Hughes led the Wizards with 19 points. Jerry Stackhouse, who did not play in Sunday’s win against Boston because of his ailing knees, finished with 18 points and five assists.
The second unit clearly outperformed the starters last night, and Stackhouse thought Jordan should have stayed with the subs.
“You get in a situation where you think you have to come back with certain guys,” Stackhouse said. “You can always have hindsight, but we had a pretty good rhythm going with that group.”
The loss, in which the Wizards gave up 68 points in the second half, again dropped them 30 games below .500 (24-54).
The Bucks (41-38) held on to their 11/2-game lead over Miami for the fourth spot in the Eastern Conference playoffs. Milwaukee has three games remaining.

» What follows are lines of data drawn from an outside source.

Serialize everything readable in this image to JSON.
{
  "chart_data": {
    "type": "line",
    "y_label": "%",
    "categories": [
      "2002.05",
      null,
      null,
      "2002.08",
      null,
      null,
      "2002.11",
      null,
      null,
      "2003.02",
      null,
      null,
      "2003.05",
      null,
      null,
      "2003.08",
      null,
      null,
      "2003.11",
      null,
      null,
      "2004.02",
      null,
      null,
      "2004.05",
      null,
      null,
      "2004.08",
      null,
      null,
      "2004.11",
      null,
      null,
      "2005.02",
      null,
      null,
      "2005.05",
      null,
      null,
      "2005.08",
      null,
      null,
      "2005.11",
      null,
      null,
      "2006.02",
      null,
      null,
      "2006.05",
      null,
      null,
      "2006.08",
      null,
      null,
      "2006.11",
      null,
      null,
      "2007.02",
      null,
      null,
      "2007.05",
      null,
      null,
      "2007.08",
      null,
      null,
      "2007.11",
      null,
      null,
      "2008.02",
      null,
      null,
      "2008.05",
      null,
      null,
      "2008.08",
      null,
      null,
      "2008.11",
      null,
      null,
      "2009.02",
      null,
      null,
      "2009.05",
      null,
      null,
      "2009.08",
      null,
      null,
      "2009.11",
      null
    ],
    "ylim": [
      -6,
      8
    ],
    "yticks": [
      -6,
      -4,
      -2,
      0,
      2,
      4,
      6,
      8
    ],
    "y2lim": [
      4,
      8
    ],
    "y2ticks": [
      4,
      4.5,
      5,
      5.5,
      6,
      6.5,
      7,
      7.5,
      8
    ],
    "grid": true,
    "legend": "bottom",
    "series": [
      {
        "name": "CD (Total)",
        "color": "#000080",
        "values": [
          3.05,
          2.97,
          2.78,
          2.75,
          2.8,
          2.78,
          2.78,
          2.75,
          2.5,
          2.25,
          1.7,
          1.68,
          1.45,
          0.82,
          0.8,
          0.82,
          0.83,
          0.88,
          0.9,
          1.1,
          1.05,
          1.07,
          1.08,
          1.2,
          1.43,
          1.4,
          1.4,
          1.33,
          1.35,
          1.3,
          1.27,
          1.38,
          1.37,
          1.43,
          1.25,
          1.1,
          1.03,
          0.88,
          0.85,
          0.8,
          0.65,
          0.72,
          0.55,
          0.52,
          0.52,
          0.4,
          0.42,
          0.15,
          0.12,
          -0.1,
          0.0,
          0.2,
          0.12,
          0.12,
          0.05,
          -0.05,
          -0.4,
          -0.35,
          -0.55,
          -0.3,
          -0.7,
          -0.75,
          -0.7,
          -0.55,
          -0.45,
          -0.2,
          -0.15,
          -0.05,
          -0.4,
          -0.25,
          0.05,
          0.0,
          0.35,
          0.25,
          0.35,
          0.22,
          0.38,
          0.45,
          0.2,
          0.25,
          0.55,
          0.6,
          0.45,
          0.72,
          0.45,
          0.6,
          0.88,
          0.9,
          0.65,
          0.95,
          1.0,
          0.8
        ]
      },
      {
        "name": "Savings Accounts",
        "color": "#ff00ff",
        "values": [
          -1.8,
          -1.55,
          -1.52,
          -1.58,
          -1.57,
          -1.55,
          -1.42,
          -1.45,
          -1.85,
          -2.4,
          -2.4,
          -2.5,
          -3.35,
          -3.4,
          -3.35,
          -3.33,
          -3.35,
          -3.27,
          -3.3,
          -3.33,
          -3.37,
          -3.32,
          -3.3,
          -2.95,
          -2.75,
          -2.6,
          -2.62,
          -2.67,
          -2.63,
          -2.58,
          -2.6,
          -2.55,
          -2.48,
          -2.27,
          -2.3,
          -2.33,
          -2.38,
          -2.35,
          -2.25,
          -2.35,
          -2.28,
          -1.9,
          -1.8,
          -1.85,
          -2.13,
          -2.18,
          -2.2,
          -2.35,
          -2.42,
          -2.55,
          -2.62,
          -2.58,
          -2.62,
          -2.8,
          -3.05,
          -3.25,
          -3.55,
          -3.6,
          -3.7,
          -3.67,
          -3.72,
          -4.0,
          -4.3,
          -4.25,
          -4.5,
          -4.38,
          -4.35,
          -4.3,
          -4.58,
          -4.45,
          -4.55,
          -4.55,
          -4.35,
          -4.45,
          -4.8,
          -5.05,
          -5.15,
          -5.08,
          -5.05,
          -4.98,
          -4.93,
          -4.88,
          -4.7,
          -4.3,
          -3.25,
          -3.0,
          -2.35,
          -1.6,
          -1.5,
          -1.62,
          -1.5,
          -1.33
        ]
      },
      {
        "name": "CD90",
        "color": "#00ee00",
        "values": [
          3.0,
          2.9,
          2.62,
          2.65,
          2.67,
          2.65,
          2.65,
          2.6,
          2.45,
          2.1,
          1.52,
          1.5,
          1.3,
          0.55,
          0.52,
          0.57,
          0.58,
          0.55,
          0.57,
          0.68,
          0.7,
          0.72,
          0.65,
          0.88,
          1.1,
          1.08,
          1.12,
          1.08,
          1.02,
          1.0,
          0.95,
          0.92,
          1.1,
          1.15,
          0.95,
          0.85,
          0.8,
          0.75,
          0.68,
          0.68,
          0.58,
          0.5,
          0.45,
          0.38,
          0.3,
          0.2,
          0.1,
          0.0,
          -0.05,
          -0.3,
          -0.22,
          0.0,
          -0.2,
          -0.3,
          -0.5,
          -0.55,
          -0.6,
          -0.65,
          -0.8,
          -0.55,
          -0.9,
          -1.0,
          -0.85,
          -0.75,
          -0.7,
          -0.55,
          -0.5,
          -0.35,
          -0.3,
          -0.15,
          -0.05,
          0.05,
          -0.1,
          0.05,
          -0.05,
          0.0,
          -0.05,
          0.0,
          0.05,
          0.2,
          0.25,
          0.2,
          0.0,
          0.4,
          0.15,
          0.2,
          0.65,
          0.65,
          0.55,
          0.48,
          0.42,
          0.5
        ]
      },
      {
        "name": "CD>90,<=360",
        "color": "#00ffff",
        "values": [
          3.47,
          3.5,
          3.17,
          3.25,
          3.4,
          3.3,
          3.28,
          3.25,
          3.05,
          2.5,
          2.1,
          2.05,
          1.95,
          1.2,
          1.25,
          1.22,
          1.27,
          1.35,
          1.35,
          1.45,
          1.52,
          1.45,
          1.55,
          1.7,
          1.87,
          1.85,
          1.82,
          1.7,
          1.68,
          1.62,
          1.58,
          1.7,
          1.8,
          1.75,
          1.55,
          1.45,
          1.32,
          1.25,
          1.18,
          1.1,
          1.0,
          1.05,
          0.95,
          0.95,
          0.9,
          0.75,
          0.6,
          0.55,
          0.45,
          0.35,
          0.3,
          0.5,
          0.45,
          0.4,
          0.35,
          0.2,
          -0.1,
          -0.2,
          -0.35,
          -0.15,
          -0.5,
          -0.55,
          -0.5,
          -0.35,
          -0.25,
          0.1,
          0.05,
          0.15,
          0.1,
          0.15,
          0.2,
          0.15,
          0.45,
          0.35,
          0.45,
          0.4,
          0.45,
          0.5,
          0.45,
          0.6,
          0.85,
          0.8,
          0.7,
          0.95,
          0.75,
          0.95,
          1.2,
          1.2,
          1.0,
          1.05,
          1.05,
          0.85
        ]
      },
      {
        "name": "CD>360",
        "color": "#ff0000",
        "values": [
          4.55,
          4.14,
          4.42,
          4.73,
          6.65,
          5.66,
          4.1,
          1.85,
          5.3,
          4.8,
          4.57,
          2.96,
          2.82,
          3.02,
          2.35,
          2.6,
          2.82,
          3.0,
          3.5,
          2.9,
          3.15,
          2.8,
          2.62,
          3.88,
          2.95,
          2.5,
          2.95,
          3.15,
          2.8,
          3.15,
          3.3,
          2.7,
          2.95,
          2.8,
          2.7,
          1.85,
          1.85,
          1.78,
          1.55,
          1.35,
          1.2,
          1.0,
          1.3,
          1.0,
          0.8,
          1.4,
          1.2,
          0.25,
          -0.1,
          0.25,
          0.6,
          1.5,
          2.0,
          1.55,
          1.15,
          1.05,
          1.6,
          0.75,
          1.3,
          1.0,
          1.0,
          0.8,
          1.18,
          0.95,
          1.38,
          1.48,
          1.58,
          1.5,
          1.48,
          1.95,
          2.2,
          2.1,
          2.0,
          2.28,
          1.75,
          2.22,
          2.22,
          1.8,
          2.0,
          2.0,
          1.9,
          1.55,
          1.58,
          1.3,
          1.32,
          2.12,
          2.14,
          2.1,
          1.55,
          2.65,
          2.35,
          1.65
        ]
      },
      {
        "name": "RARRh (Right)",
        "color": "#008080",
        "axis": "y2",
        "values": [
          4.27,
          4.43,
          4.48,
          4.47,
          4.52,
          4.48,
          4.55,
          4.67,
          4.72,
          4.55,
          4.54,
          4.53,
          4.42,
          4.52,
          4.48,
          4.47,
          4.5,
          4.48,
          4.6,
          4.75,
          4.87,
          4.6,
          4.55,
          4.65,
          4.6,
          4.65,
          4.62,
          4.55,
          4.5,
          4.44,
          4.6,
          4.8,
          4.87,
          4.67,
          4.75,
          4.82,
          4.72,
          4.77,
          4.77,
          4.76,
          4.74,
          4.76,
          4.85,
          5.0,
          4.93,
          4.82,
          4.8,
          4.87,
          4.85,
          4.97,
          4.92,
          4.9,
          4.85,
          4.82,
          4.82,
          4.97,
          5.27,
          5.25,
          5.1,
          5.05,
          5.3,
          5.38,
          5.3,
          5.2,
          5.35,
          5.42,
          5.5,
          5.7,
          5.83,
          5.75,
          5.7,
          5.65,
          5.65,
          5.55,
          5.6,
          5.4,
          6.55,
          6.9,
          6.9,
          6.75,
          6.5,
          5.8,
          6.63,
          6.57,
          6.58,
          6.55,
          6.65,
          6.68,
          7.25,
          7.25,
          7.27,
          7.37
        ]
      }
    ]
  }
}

Milwaukee trailed by as many as 17 points in the second quarter and looked sloppy early on. The Wizards scored the last seven points of the first quarter, then opened the second making eight of their first nine shots for a 46-32 lead.
While the Wizards didn’t shoot the ball well in the first quarter, they were much better in the second when they connected on 13 of 26 shots from the floor. Washington shot the ball exceptionally well from the outside in the first half, nailing seven of 12 from beyond the arc.
In fact, a pair of 3-pointers late in the half by Arenas and Steve Blake gave the Wizards their biggest lead at 60-43 with under a minute left.